Eleven proposals will be voted on at Ford’s annual shareholder meeting May 8 at the Hotel du Pont in Wilmington, Del.
Of the 11 proposals, seven were proposed by Ford shareholders, according to the company’s annual proxy statement filed Monday with the Securities and Exchange Commission. Here are highlights of shareholder proposals up for vote:
Shareholder activist and corporate gadfly Evelyn Davis backed a proposal to curb the issue of stock options to senior executives and halt any new renewal or repricing of current options, unless a current contract allows it.
“Stock options have gotten out of hand in recent years,” Davis wrote in the proxy statement. She also wrote that executives may be rewarded with actual stock rather than options, and investment scandals show how analysts can manipulate earnings estimates and stock value.
Board suggests no
The board of directors wrote that Ford would not benefit from the proposal’s passage, nor would the shareholders. The board recommended a “no” vote.
William Thrower wants to limit compensation to Ford’s senior executives to $10,000 a week until the company is profitable for five consecutive years. The $10,000 a week would take into account all fringe benefits given to executives, which Thrower wants limited to only those given to all Ford employees.
Thrower cited Ford’s $14.3 billion cumulative loss from 2001-06, and the 70 percent plunge in the company’s stock price during the same time.
The board recommended a “no” vote, citing intense competition for executive talent that warrants generous compensation and additional fringe benefits.
John Chevedden wants shareholders to approve a policy of one vote per share. This would mean asking the Ford family to give up the 16 votes per share they have under current stock arrangements.
Similar efforts to reduce the Ford family’s voting power have failed in the past.

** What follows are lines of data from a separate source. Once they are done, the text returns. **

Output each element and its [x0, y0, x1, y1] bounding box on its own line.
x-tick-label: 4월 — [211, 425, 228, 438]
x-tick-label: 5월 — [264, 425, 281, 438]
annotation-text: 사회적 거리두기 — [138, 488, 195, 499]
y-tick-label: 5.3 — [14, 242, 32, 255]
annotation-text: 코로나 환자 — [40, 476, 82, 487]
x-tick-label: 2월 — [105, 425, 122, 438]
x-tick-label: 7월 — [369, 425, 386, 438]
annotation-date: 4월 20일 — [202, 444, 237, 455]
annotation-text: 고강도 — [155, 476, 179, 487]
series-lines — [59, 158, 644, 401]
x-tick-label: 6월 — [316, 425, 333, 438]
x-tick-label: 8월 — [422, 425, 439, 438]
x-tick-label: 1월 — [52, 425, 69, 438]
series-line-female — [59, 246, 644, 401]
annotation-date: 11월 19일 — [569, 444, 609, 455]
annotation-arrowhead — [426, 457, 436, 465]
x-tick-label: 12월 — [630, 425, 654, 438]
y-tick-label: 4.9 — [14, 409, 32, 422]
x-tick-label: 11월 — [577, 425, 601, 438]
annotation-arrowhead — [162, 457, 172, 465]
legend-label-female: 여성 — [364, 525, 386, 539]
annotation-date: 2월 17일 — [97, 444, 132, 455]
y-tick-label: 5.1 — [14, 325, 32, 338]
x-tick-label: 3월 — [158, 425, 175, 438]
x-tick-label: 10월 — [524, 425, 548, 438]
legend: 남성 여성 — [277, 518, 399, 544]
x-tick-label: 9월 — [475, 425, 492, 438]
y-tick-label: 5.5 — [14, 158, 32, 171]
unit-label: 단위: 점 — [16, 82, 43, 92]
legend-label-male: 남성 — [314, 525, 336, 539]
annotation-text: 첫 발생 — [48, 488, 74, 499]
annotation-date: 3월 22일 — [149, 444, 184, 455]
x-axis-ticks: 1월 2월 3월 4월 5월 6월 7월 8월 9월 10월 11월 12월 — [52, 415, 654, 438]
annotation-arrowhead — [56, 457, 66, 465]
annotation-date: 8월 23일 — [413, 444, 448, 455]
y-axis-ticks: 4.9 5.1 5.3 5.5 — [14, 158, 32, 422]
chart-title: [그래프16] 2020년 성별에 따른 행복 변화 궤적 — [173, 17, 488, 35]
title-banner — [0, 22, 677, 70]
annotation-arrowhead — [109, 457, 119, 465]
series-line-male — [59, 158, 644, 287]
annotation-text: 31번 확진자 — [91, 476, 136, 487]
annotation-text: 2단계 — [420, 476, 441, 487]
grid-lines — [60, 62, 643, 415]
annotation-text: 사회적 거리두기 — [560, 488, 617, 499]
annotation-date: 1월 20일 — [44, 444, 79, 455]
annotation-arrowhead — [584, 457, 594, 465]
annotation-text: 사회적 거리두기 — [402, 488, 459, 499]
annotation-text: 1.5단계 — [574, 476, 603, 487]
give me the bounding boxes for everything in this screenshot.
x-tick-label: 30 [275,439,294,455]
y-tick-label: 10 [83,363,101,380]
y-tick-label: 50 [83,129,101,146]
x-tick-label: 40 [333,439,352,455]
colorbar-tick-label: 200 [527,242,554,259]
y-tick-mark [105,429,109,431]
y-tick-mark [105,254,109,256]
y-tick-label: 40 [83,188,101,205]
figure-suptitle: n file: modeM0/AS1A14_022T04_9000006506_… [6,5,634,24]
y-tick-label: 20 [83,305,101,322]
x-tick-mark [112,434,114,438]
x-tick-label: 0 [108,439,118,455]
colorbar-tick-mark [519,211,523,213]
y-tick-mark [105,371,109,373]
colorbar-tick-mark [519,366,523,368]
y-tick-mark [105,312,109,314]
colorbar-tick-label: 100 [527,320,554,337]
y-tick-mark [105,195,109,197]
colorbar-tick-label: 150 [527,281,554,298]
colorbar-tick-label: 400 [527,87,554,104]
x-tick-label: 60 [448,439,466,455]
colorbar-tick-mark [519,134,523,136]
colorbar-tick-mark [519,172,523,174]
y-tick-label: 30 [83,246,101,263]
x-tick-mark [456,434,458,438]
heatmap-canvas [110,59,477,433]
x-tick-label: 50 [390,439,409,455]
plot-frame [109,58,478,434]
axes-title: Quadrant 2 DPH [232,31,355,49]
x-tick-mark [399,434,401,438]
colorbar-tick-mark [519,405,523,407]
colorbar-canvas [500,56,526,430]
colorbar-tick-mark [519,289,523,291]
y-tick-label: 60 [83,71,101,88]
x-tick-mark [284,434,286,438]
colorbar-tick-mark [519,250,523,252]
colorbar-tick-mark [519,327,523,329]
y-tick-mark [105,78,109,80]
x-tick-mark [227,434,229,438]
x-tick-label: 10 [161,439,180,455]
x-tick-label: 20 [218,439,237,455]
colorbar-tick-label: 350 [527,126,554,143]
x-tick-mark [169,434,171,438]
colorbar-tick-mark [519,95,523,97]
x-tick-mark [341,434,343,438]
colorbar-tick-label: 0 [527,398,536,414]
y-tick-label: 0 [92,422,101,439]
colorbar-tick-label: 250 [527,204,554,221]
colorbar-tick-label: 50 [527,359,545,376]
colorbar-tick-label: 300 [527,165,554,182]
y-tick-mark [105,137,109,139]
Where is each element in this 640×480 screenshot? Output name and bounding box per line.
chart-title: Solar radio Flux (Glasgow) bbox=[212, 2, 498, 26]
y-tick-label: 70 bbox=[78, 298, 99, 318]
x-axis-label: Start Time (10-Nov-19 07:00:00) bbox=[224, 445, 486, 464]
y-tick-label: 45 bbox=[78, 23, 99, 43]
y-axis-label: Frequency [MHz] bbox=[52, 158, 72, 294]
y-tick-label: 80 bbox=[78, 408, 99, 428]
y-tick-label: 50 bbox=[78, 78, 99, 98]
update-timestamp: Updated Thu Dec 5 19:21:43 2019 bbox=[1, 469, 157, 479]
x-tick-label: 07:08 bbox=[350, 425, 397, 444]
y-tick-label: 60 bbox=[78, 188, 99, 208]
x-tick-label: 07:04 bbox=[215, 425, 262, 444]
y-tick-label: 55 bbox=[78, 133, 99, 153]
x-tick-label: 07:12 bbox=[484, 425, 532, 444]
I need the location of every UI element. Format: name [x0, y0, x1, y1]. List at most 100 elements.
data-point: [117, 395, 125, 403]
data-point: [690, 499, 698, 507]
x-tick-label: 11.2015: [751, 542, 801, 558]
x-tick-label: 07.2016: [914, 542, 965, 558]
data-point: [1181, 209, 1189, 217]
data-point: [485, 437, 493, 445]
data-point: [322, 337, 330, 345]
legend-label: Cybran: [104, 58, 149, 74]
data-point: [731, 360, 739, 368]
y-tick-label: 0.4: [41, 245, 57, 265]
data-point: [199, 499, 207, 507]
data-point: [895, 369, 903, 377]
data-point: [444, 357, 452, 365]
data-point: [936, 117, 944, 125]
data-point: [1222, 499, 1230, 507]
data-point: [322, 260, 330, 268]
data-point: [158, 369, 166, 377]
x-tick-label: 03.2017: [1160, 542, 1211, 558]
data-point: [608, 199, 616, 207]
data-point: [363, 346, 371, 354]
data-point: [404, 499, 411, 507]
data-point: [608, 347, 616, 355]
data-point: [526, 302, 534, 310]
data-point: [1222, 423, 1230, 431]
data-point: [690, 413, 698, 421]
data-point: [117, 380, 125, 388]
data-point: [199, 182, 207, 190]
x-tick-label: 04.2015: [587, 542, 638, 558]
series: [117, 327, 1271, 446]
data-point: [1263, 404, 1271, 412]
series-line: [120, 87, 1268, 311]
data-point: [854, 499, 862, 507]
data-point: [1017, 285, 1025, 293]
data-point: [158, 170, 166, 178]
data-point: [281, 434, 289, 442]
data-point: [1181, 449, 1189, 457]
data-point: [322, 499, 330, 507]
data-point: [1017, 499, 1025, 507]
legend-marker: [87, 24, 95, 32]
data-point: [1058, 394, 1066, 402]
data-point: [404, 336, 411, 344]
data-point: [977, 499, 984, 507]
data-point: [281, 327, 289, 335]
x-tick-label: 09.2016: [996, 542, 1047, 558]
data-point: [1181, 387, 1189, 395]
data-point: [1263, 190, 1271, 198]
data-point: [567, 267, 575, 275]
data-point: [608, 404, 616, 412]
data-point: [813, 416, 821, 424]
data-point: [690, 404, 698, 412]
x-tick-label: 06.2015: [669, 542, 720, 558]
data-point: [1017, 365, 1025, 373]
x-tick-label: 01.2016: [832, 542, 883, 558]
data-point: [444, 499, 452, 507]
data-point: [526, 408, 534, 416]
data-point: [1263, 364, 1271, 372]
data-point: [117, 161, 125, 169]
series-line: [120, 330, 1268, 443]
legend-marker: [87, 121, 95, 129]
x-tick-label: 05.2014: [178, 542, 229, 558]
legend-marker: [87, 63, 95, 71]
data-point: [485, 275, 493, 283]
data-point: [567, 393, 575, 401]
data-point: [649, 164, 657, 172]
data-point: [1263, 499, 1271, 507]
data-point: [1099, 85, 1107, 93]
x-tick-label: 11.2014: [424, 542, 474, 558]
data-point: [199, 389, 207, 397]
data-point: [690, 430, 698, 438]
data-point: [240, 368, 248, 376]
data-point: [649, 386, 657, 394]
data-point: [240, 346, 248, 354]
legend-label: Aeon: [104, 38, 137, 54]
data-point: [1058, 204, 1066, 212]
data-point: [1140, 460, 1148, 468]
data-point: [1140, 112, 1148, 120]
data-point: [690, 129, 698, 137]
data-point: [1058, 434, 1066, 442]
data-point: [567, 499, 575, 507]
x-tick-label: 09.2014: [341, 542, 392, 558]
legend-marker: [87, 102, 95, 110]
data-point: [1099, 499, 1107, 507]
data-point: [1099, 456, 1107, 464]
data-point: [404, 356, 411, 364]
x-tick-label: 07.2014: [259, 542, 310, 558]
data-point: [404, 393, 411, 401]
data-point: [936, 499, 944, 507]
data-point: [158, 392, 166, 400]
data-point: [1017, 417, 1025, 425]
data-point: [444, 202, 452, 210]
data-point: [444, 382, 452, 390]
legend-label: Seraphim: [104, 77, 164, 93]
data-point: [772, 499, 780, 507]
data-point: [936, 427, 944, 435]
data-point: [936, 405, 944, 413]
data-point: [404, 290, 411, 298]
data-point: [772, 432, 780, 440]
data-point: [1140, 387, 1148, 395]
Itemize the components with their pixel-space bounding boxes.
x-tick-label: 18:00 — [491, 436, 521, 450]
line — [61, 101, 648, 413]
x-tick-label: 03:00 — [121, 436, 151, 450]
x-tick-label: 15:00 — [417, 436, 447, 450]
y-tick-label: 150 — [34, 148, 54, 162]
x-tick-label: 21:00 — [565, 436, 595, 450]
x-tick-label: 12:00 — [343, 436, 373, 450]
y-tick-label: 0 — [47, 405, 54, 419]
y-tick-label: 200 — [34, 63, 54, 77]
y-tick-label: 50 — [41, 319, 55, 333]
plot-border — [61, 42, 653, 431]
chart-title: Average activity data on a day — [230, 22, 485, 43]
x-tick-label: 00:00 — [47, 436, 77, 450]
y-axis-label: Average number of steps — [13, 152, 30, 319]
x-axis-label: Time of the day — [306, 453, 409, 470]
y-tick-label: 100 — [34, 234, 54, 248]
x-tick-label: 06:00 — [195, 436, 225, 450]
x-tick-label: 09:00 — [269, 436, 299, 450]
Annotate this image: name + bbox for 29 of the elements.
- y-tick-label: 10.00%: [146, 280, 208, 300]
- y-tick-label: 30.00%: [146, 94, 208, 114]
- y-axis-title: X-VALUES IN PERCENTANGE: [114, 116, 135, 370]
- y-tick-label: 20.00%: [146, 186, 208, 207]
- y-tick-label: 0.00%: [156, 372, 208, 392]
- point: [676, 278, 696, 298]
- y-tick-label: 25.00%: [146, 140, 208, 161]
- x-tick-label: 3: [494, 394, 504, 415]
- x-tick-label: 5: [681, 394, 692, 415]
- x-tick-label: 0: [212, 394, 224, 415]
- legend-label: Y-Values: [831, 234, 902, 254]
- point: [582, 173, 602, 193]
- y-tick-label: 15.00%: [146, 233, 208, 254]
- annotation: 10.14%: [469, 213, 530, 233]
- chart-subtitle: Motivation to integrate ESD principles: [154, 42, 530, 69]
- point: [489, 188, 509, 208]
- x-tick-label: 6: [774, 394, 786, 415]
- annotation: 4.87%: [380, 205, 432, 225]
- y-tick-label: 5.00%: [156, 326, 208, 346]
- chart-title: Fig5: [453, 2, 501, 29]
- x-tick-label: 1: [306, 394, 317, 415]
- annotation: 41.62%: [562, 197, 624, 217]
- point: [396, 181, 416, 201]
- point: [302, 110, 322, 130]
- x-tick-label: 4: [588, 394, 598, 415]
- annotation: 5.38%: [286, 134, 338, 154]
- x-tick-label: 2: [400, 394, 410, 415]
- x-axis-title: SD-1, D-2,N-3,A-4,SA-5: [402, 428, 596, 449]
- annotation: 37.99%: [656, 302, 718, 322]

“This dual-class voting stock reduces accountability by allowing corporate control to be retained by insiders disproportionately to their money at risk,” Chevedden wrote in the filing.
The board recommended a “no” vote, noting the Ford family’s history and close involvement with the company.
“Through their actions over the past century, the Ford family has proven that the long-term success of the company for the benefit of all shareholders has been, and continues to be, the primary purpose of their involvement.”
The same measure failed last year, with 27.4 percent of shareholders voting in favor of the proposal.